Dubai Municipality announced in April that 13 new recycling points will be set up across the city, in areas including customer service centres, municipality parks and community areas. Private companies and malls were also encouraged to set up sorting bins (albeit at their own cost).


recycling bins

Unfortunately there’s not yet one definitive list of all Dubai Municipality recycling spots (we’ll let you know as soon as we find one) – but there are plenty dotted over the city. Here are some of the best and most easily accessible we’ve seen, but if you know of any more, pop them in the comments below.

Dubai Marina promenade – plastic, glass, paper
The Greens Village Shops – plastic, glass, papers, cans
Emirates Hills Meadows Village – Plastic, paper, cans
Rashidiya Shopping Centre – plastic, paper, cans, cardboard
Al Quoz Oasis Centre Mall – plastic, paper
Arabian Ranches Retail Centre – plastic, glass, papers, clothing, cans
Safa Park – plastic, paper, cardboard, cans
Nad Al Sheba – plastic, paper, cardboard, cans
Various Spinneys locations – plastic, paper, cans
The Beach, The Walk, JBR – plastic, paper

As part of the municipality’s My City, My Environment recycling programme, door-to-door collection does exist in some parts of Dubai.

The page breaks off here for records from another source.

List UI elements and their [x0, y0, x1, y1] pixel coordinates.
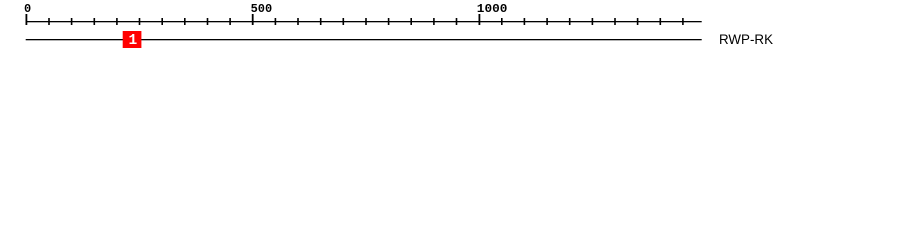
svg-text:1: 1: [129, 33, 138, 49]
svg-text:1000: 1000: [477, 2, 508, 16]
svg-text:0: 0: [24, 2, 31, 16]
svg-text:RWP-RK: RWP-RK: [719, 31, 774, 47]
svg-text:500: 500: [251, 2, 273, 16]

Residents in Safa 1, Safa 2, and Jumeirah 1, 2 and 3 have all been supplied with recycling bins, and currently get them picked up thrice weekly.

The plan, according to Gulf News, is to add 10 new residential areas to the programme each year over the next five years, until door-to-door recycling should be available across the city.

If you live outside of these areas, you could sign up for Green Truck Recycling, a private collection service that’ll pick up a bin of your materials every week. You can leave out paper, plastic, glass, metal, can and used and broken electronics as part of the Dhs100 a month subscription.

There’s also Home Cycle, a free collection service that you can sign up for online. All you have to do is check out what materials the service is currently recycling, wait until you’ve gathered the requisite number of those items, update your online profile and they’ll come pick them up. You earn points based on how much you can recycle, which you can later cash in on prizes or charity donations.



– Invest in a few sturdy Bags for Life to carry your groceries home – they’re just a few dirhams and will cut down on all those needless plastic bags.

– Ditch the foil and clingwrap, and instead pack your lunch or leftovers in reusable plastic containers like Tupperware (or repurpose old takeaway cartons if they’re not soggy cardboard).

– Practice portion control. According to a report last month by Dubai Carbon, 38 per cent of food prepared every day in the emirate is wasted. So either start cutting down on quantities, or learn to make further meals with leftovers, rather than just binning them. Also consider giving leftovers to friends and family, or those less fortunate.

– Unplug your devices and electronics where possible. Even though they may be switched off, they still use energy when connected to the outlet, so this will save you cash as well as energy.

– Forgo the tumble dryer in favour of air-drying your clothes (but don’t leave them out on the balcony unless you like the dusty look).

– Turn off your hot water heater where possible – thanks to the outside heat over summer, most water tanks are already pretty toasty, meaning your supposedly ‘cold’ water comes out shower-ready.